En préambule: âmes sensibles s'abstenir 😎

 

Ça fait un moment que ce sujet délicat me chatouille, et enfin je me suis décidée à l'aborder. Il s'agit d'un serpent de mer pour notre profession: le coût des soins, scandaleusement chers, et de plus en plus. Et quand l'actualité n'est pas assez anxiogène pour nos chers médias, tous de qualité (mais bien sûr!), on tape un peu (beaucoup) sur les vétos.

Et ce samedi 27 Avril, alors que je finis tranquillement ma semaine de bricolage/détente/gastronomie, voilà que M6 en rajoute une petite (grosse, très grosse) couche dans son 19h45 😡. Inutile de préciser que ça a fait jaser les confrères...c'est donc comme ça que j'en ai été informée (pas de télé cette semaine, ça oxygène le cerveau).

Si le visionnage de cette émission vous intéresse, le lien ci-dessous:

Ma profession est paradoxale: dans l'imaginaire collectif, le vétérinaire est un professionnel qui aime les animaux et qui dédie sa vie à leurs soins, sans compter son temps et son énergie. Il est idéalisé comme un super bénévole, sans vie privée ni nécessité d'être rémunéré (ou alors une somme symbolique à la discrétion du propriétaire de l'animal en question, un pourboire quoi) pour son travail. Parce que son travail est une passion, et une passion, c'est bien connu, suffit à nourrir celui ou celle qu'elle anime!

J'ai un scoop pour vous, chers lecteurs.... Tadaaaaam! C'est faux! Le vétérinaire vit de son métier, et donc facture ses actes. Et souvent, ces actes sont onéreux, car techniques et nécessitant des appareillages coûteux et des personnes formées pour les faire fonctionner correctement.

On s'est bien éloigné du vétérinaire originel, travaillant seul, doté de quelques instruments basiques et d'un solide sens clinique, qui n'avait comme frais de fonctionnement que le fourrage de sa monture qui l'emmenait de patient en patient.

Bien que, dès leur création dans la 2ème moitié du 18ème siècle, la durée des études ait été de 5 ans (pour les plus performants , 3 ans pour les autres) dans les Écoles françaises , la médecine vétérinaire a énormément évolué jusqu'à nos jours, pour proposer aujourd'hui une prise en charge proche de celle de le médecine humaine. Oui, je n'ai pas peur d'écrire qu'aujourd'hui, parfois, un animal est mieux pris en charge qu'un humain pour une pathologie équivalente. La médecine vétérinaire moderne suit une évolution positive en termes de connaissances et d'équipements techniques, contrairement à ce que la médecine humaine pourrait sembler faire, en tout cas concernant l'efficacité et la rapidité de prise en charge des patients de chaque discipline.

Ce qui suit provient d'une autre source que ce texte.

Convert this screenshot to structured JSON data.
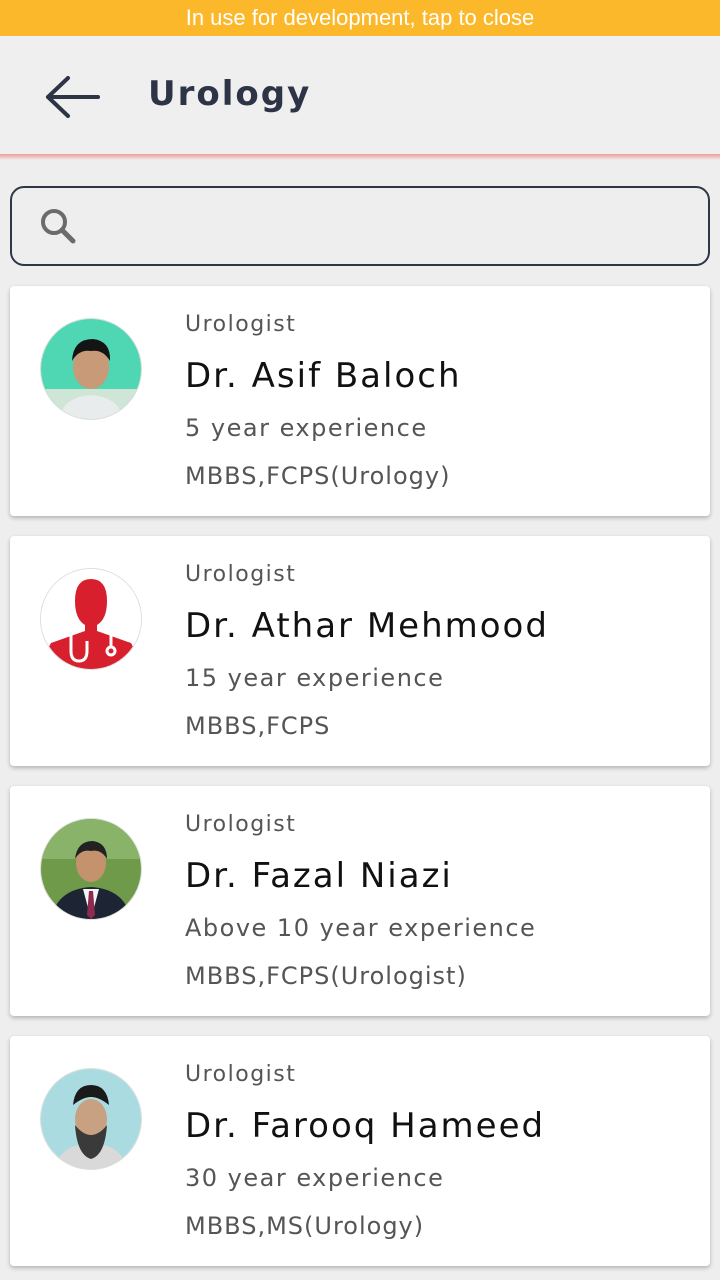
{
  "banner": {
    "text": "In use for development, tap to close",
    "color": "#fbb82a"
  },
  "header": {
    "back_icon": "arrow-left-icon",
    "title": "Urology"
  },
  "search": {
    "icon": "search-icon",
    "value": "",
    "placeholder": ""
  },
  "doctors": [
    {
      "specialty": "Urologist",
      "name": "Dr. Asif Baloch",
      "experience": "5 year experience",
      "qualification": "MBBS,FCPS(Urology)",
      "avatar": "doctor-photo"
    },
    {
      "specialty": "Urologist",
      "name": "Dr. Athar Mehmood",
      "experience": "15 year experience",
      "qualification": "MBBS,FCPS",
      "avatar": "doctor-placeholder-icon"
    },
    {
      "specialty": "Urologist",
      "name": "Dr. Fazal Niazi",
      "experience": "Above 10 year experience",
      "qualification": "MBBS,FCPS(Urologist)",
      "avatar": "doctor-photo"
    },
    {
      "specialty": "Urologist",
      "name": "Dr. Farooq Hameed",
      "experience": "30 year experience",
      "qualification": "MBBS,MS(Urology)",
      "avatar": "doctor-photo"
    }
  ],
  "colors": {
    "title": "#2c3445",
    "accent_divider": "#f09a9a",
    "placeholder_red": "#d71f2e"
  }
}
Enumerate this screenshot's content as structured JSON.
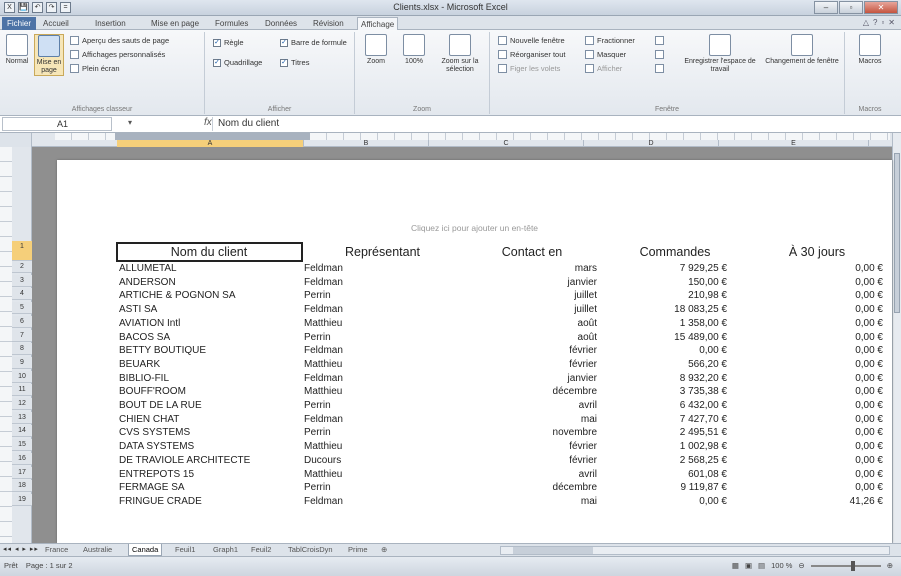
{
  "window": {
    "title": "Clients.xlsx - Microsoft Excel",
    "controls": {
      "minimize": "–",
      "maximize": "▫",
      "close": "✕"
    }
  },
  "quick_access": [
    "X",
    "💾",
    "↶",
    "↷",
    "="
  ],
  "ribbon_tabs": [
    "Fichier",
    "Accueil",
    "Insertion",
    "Mise en page",
    "Formules",
    "Données",
    "Révision",
    "Affichage"
  ],
  "active_tab": "Affichage",
  "ribbon": {
    "classeur": {
      "label": "Affichages classeur",
      "normal": "Normal",
      "mise_en_page": "Mise en page",
      "apercu": "Aperçu des sauts de page",
      "perso": "Affichages personnalisés",
      "plein_ecran": "Plein écran"
    },
    "afficher": {
      "label": "Afficher",
      "regle": "Règle",
      "quadrillage": "Quadrillage",
      "barre_formule": "Barre de formule",
      "titres": "Titres"
    },
    "zoom": {
      "label": "Zoom",
      "zoom": "Zoom",
      "cent": "100%",
      "selection": "Zoom sur la sélection"
    },
    "fenetre": {
      "label": "Fenêtre",
      "nouvelle": "Nouvelle fenêtre",
      "reorganiser": "Réorganiser tout",
      "figer": "Figer les volets",
      "fractionner": "Fractionner",
      "masquer": "Masquer",
      "afficher": "Afficher",
      "enregistrer": "Enregistrer l'espace de travail",
      "changement": "Changement de fenêtre"
    },
    "macros": {
      "label": "Macros",
      "macros": "Macros"
    }
  },
  "formula_bar": {
    "cell": "A1",
    "fx": "fx",
    "content": "Nom du client"
  },
  "columns": [
    "A",
    "B",
    "C",
    "D",
    "E"
  ],
  "page": {
    "header_hint": "Cliquez ici pour ajouter un en-tête"
  },
  "table": {
    "headers": [
      "Nom du client",
      "Représentant",
      "Contact en",
      "Commandes",
      "À 30 jours"
    ],
    "rows": [
      [
        "ALLUMETAL",
        "Feldman",
        "mars",
        "7 929,25 €",
        "0,00 €"
      ],
      [
        "ANDERSON",
        "Feldman",
        "janvier",
        "150,00 €",
        "0,00 €"
      ],
      [
        "ARTICHE & POGNON SA",
        "Perrin",
        "juillet",
        "210,98 €",
        "0,00 €"
      ],
      [
        "ASTI SA",
        "Feldman",
        "juillet",
        "18 083,25 €",
        "0,00 €"
      ],
      [
        "AVIATION Intl",
        "Matthieu",
        "août",
        "1 358,00 €",
        "0,00 €"
      ],
      [
        "BACOS SA",
        "Perrin",
        "août",
        "15 489,00 €",
        "0,00 €"
      ],
      [
        "BETTY BOUTIQUE",
        "Feldman",
        "février",
        "0,00 €",
        "0,00 €"
      ],
      [
        "BEUARK",
        "Matthieu",
        "février",
        "566,20 €",
        "0,00 €"
      ],
      [
        "BIBLIO-FIL",
        "Feldman",
        "janvier",
        "8 932,20 €",
        "0,00 €"
      ],
      [
        "BOUFF'ROOM",
        "Matthieu",
        "décembre",
        "3 735,38 €",
        "0,00 €"
      ],
      [
        "BOUT DE LA RUE",
        "Perrin",
        "avril",
        "6 432,00 €",
        "0,00 €"
      ],
      [
        "CHIEN CHAT",
        "Feldman",
        "mai",
        "7 427,70 €",
        "0,00 €"
      ],
      [
        "CVS SYSTEMS",
        "Perrin",
        "novembre",
        "2 495,51 €",
        "0,00 €"
      ],
      [
        "DATA SYSTEMS",
        "Matthieu",
        "février",
        "1 002,98 €",
        "0,00 €"
      ],
      [
        "DE TRAVIOLE ARCHITECTE",
        "Ducours",
        "février",
        "2 568,25 €",
        "0,00 €"
      ],
      [
        "ENTREPOTS 15",
        "Matthieu",
        "avril",
        "601,08 €",
        "0,00 €"
      ],
      [
        "FERMAGE SA",
        "Perrin",
        "décembre",
        "9 119,87 €",
        "0,00 €"
      ],
      [
        "FRINGUE CRADE",
        "Feldman",
        "mai",
        "0,00 €",
        "41,26 €"
      ]
    ]
  },
  "row_numbers": [
    "1",
    "2",
    "3",
    "4",
    "5",
    "6",
    "7",
    "8",
    "9",
    "10",
    "11",
    "12",
    "13",
    "14",
    "15",
    "16",
    "17",
    "18",
    "19"
  ],
  "sheet_tabs": [
    "France",
    "Australie",
    "Canada",
    "Feuil1",
    "Graph1",
    "Feuil2",
    "TablCroisDyn",
    "Prime"
  ],
  "active_sheet": "Canada",
  "status": {
    "mode": "Prêt",
    "page": "Page : 1 sur 2",
    "zoom": "100 %"
  },
  "colors": {
    "file_tab": "#4d73a6",
    "selection": "#f5cf7a"
  }
}
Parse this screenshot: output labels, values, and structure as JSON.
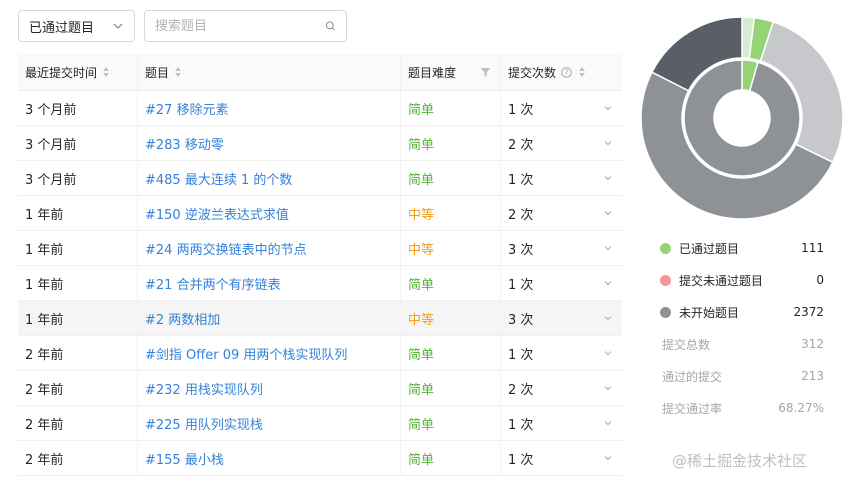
{
  "toolbar": {
    "filter_selected": "已通过题目",
    "search_placeholder": "搜索题目"
  },
  "table": {
    "headers": {
      "time": "最近提交时间",
      "title": "题目",
      "difficulty": "题目难度",
      "submissions": "提交次数"
    },
    "rows": [
      {
        "time": "3 个月前",
        "title": "#27 移除元素",
        "difficulty": "简单",
        "level": "easy",
        "count": "1 次"
      },
      {
        "time": "3 个月前",
        "title": "#283 移动零",
        "difficulty": "简单",
        "level": "easy",
        "count": "2 次"
      },
      {
        "time": "3 个月前",
        "title": "#485 最大连续 1 的个数",
        "difficulty": "简单",
        "level": "easy",
        "count": "1 次"
      },
      {
        "time": "1 年前",
        "title": "#150 逆波兰表达式求值",
        "difficulty": "中等",
        "level": "medium",
        "count": "2 次"
      },
      {
        "time": "1 年前",
        "title": "#24 两两交换链表中的节点",
        "difficulty": "中等",
        "level": "medium",
        "count": "3 次"
      },
      {
        "time": "1 年前",
        "title": "#21 合并两个有序链表",
        "difficulty": "简单",
        "level": "easy",
        "count": "1 次"
      },
      {
        "time": "1 年前",
        "title": "#2 两数相加",
        "difficulty": "中等",
        "level": "medium",
        "count": "3 次"
      },
      {
        "time": "2 年前",
        "title": "#剑指 Offer 09 用两个栈实现队列",
        "difficulty": "简单",
        "level": "easy",
        "count": "1 次"
      },
      {
        "time": "2 年前",
        "title": "#232 用栈实现队列",
        "difficulty": "简单",
        "level": "easy",
        "count": "2 次"
      },
      {
        "time": "2 年前",
        "title": "#225 用队列实现栈",
        "difficulty": "简单",
        "level": "easy",
        "count": "1 次"
      },
      {
        "time": "2 年前",
        "title": "#155 最小栈",
        "difficulty": "简单",
        "level": "easy",
        "count": "1 次"
      }
    ]
  },
  "stats": {
    "passed_label": "已通过题目",
    "passed_value": "111",
    "failed_label": "提交未通过题目",
    "failed_value": "0",
    "unstarted_label": "未开始题目",
    "unstarted_value": "2372",
    "total_submissions_label": "提交总数",
    "total_submissions_value": "312",
    "passed_submissions_label": "通过的提交",
    "passed_submissions_value": "213",
    "pass_rate_label": "提交通过率",
    "pass_rate_value": "68.27%"
  },
  "colors": {
    "passed": "#95d475",
    "failed": "#f4959b",
    "unstarted": "#8e9196",
    "easy": "#53b337",
    "medium": "#f0a01b",
    "link": "#3482d8"
  },
  "watermark": "@稀土掘金技术社区"
}
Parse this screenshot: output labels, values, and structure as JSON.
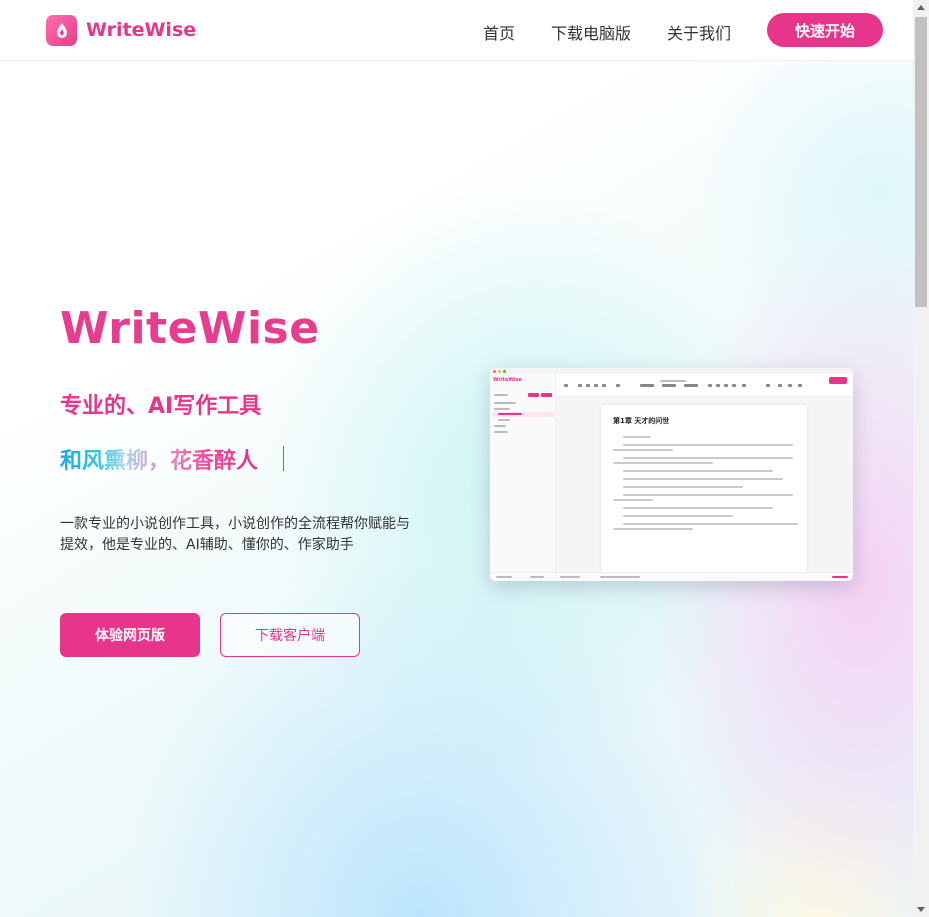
{
  "header": {
    "brand": "WriteWise",
    "nav": [
      "首页",
      "下载电脑版",
      "关于我们"
    ],
    "cta_label": "快速开始"
  },
  "hero": {
    "title": "WriteWise",
    "subtitle": "专业的、AI写作工具",
    "tagline": "和风熏柳，花香醉人",
    "description": "一款专业的小说创作工具，小说创作的全流程帮你赋能与提效，他是专业的、AI辅助、懂你的、作家助手",
    "primary_button": "体验网页版",
    "secondary_button": "下载客户端"
  },
  "preview": {
    "app_logo": "WriteWise",
    "chapter_title": "第1章  天才的问世"
  },
  "colors": {
    "brand_pink": "#e8358c",
    "text": "#333333"
  },
  "icons": {
    "logo": "writewise-pen-icon"
  }
}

Et si le vétérinaire reste en majorité un généraliste, médecin et chirurgien, il a pu accumuler d'autres compétences et progressivement proposer des analyses sur place, des examens d'imagerie, des installations destinées à optimiser l'hospitalisation et les soins intensifs. Et ô surprise! Ça coûte des sous tout cet attirail! Sans parler de notre obligation de formation continue afin de mettre régulièrement à jour nos connaissances et techniques.

Bon, je ne vais pas vous mentir, j'avoue être régulièrement tiraillée entre la nécessité de faire tourner ma structure (et je ne suis pas seule pour ça, je le rappelle, nous sommes 6 personnes, vétos et assistantes) et de faire en sorte qu'elle soit rentable, et le fait de savoir qu'une partie des propriétaires d'animaux qui franchissent le seuil de celle-ci n'ont pas de gros moyens financiers.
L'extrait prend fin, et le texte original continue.